Control group: The group in an experiment that is subjected to no treatment under ordinary conditions to serve as a baseline for comparison.
Controlled experiment: An experiment in which two groups are studied under identical conditions except for one variable, typically with a treatment group and a control group.
Convenience sample: A sample in which only members of a population that are easy to reach are selected, such as surveying only students in your homeroom to determine their opinions.
Descriptive statistics: The branch of statistics that involves organizing, summarizing, and displaying data to describe its main features.
Experiment: A method that imposes a treatment on individuals to collect data on their response to the treatment in order to test hypotheses.
Hypothesis: A claim or statement about a characteristic of a population that is subject to investigation and testing.
Inferential statistics: The branch of statistics that involves using sample data to make inferences or predictions about a population.
Information design: The process of designing data and information so that it can be easily understood and used effectively.
Margin of error: The maximum expected difference between a sample result and the population parameter it estimates, often represented as a percentage.
Normal curve: A type of probability distribution that is symmetric and bell-shaped, representing the distribution of many naturally occurring phenomena.
Normal distribution: A continuous probability distribution characterized by a symmetric, bell-shaped curve.
Observational study: A study in which individuals are observed and variables are measured without intervention or manipulation by the researcher.
Parameter: A numerical summary of a population characteristic.
Placebo: A harmless substance or treatment with no therapeutic effect, often used in controlled experiments to test the efficacy of another treatment.
Probability distribution: A function that assigns probabilities to the outcomes of a random experiment.
Population: The entire group of individuals or instances about which we want information.
Random sample: A sample in which each member of the population has an equal chance of being selected.
Random variable: A variable whose value is subject to variations due to chance.

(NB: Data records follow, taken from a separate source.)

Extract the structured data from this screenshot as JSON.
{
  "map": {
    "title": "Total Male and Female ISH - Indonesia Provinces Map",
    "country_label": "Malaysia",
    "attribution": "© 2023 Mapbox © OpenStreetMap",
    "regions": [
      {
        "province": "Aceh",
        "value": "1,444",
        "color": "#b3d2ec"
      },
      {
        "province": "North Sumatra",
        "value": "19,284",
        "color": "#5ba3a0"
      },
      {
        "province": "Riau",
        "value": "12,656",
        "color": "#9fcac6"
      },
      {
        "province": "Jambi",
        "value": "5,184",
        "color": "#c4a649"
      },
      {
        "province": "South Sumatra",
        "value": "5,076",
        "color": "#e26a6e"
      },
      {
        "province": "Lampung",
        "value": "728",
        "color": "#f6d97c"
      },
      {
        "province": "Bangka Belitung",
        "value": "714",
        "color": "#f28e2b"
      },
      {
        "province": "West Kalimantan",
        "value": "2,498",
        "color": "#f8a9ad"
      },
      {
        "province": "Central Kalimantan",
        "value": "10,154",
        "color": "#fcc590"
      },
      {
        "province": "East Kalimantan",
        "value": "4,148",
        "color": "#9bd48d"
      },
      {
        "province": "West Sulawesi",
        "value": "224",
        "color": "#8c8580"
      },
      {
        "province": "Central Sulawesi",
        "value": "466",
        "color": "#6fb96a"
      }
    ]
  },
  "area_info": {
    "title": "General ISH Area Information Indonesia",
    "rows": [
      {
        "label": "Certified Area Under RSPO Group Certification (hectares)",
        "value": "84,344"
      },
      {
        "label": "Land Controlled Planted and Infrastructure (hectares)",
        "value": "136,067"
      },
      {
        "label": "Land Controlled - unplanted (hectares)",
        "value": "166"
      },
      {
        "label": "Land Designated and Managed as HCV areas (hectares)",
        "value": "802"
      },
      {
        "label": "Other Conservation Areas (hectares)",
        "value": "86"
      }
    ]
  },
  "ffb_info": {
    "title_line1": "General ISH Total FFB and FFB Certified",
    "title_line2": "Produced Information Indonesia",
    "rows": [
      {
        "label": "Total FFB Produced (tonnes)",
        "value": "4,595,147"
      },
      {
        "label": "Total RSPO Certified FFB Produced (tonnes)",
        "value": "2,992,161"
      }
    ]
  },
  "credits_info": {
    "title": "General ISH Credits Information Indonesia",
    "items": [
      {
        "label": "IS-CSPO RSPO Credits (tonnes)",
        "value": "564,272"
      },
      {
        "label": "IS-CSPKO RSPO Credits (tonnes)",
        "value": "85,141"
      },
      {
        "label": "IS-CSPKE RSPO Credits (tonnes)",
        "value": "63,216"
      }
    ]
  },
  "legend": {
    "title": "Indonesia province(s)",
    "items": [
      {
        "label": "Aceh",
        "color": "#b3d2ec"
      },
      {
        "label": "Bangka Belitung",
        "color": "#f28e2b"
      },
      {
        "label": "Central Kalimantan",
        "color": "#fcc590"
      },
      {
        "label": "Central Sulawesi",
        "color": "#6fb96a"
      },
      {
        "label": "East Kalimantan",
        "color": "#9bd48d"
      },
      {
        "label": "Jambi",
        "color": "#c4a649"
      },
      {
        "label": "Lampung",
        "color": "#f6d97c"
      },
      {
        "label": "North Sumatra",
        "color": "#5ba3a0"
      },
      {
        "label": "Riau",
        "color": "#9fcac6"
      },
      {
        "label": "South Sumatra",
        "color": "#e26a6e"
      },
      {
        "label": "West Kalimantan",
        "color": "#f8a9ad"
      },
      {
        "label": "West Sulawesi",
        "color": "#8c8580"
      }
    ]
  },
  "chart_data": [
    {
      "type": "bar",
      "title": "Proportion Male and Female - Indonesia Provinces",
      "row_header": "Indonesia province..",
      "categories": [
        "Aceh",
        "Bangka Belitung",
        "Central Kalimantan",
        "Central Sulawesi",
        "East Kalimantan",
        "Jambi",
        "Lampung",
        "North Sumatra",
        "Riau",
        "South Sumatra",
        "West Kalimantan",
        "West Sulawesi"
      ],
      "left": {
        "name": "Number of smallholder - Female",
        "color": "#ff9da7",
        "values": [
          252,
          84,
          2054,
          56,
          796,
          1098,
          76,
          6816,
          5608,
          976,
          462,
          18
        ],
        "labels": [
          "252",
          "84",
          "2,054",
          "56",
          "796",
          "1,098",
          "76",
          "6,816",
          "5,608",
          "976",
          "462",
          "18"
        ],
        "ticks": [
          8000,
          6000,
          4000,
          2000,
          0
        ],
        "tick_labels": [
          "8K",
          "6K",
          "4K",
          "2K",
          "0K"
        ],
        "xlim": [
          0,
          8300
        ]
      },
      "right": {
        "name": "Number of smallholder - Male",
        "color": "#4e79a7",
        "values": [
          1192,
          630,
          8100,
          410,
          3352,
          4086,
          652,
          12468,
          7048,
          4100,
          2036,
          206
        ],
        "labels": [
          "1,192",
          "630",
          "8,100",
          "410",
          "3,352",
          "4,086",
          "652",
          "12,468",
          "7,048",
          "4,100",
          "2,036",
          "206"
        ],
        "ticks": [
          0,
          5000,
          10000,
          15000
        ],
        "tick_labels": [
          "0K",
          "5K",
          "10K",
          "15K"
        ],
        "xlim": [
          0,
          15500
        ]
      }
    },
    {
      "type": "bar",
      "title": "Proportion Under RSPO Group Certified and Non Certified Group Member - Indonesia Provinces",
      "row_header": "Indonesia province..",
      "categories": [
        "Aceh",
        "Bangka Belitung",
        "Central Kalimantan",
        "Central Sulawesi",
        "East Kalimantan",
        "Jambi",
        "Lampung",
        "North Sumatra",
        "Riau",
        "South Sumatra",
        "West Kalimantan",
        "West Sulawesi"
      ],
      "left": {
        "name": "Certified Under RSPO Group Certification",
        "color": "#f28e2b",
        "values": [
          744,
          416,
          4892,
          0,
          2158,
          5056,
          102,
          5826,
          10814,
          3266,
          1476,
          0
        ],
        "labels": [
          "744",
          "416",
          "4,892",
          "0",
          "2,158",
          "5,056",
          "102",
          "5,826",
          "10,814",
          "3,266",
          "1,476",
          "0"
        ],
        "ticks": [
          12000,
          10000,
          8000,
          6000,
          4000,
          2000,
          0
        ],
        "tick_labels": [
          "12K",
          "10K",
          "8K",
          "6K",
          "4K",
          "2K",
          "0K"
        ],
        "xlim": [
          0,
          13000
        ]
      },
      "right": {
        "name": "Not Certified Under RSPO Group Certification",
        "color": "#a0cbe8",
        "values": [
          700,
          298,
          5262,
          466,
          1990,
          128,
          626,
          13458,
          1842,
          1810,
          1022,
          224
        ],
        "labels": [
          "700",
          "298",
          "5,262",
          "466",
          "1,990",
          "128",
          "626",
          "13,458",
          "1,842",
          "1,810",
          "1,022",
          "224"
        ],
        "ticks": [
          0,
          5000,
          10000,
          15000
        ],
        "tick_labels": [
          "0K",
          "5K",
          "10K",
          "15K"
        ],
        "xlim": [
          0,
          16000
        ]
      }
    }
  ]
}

Randomization: The process of randomly assigning subjects to different treatment groups or experimental conditions.
Randomized comparative experiment: An experiment in which subjects are randomly assigned to either a control group or a treatment group to compare the effects of different treatments.
Replication: The repetition of an experiment or study under similar conditions to validate or refute the results.
Sample: A subset of individuals or instances from a larger population.
Sampling distribution: The probability distribution of a sample statistic based on all possible samples of a given size from a population.
Self-selected sample: A sample in which individuals voluntarily choose to participate, potentially introducing bias.
Simulation: The use of a model or computer program to mimic a real-world process or situation.
Standard error of the mean: The standard deviation of the sampling distribution of the sample mean.
Standard normal distribution: A normal distribution with a mean of 0 and a standard deviation of 1.
Statistic: A numerical summary of a sample characteristic.
Stratified sample: A sample obtained by dividing the population into homogeneous subgroups and then randomly selecting samples from each subgroup.
Survey: A research method that collects data from a sample of individuals or instances to generalize findings to a larger population.
Systematic sample: A sample obtained by selecting every nth individual from the population after an initial random start.
Treatment group: The group in an experiment that receives the treatment or intervention being studied.
Unbiased sample: A sample that is representative of the population and is free from systematic error or bias.
Z-score: A standardized score that indicates how many standard deviations a data point is from the mean in a normal distribution.
Standard deviation: A measure of the amount of variation or dispersion of a set of values.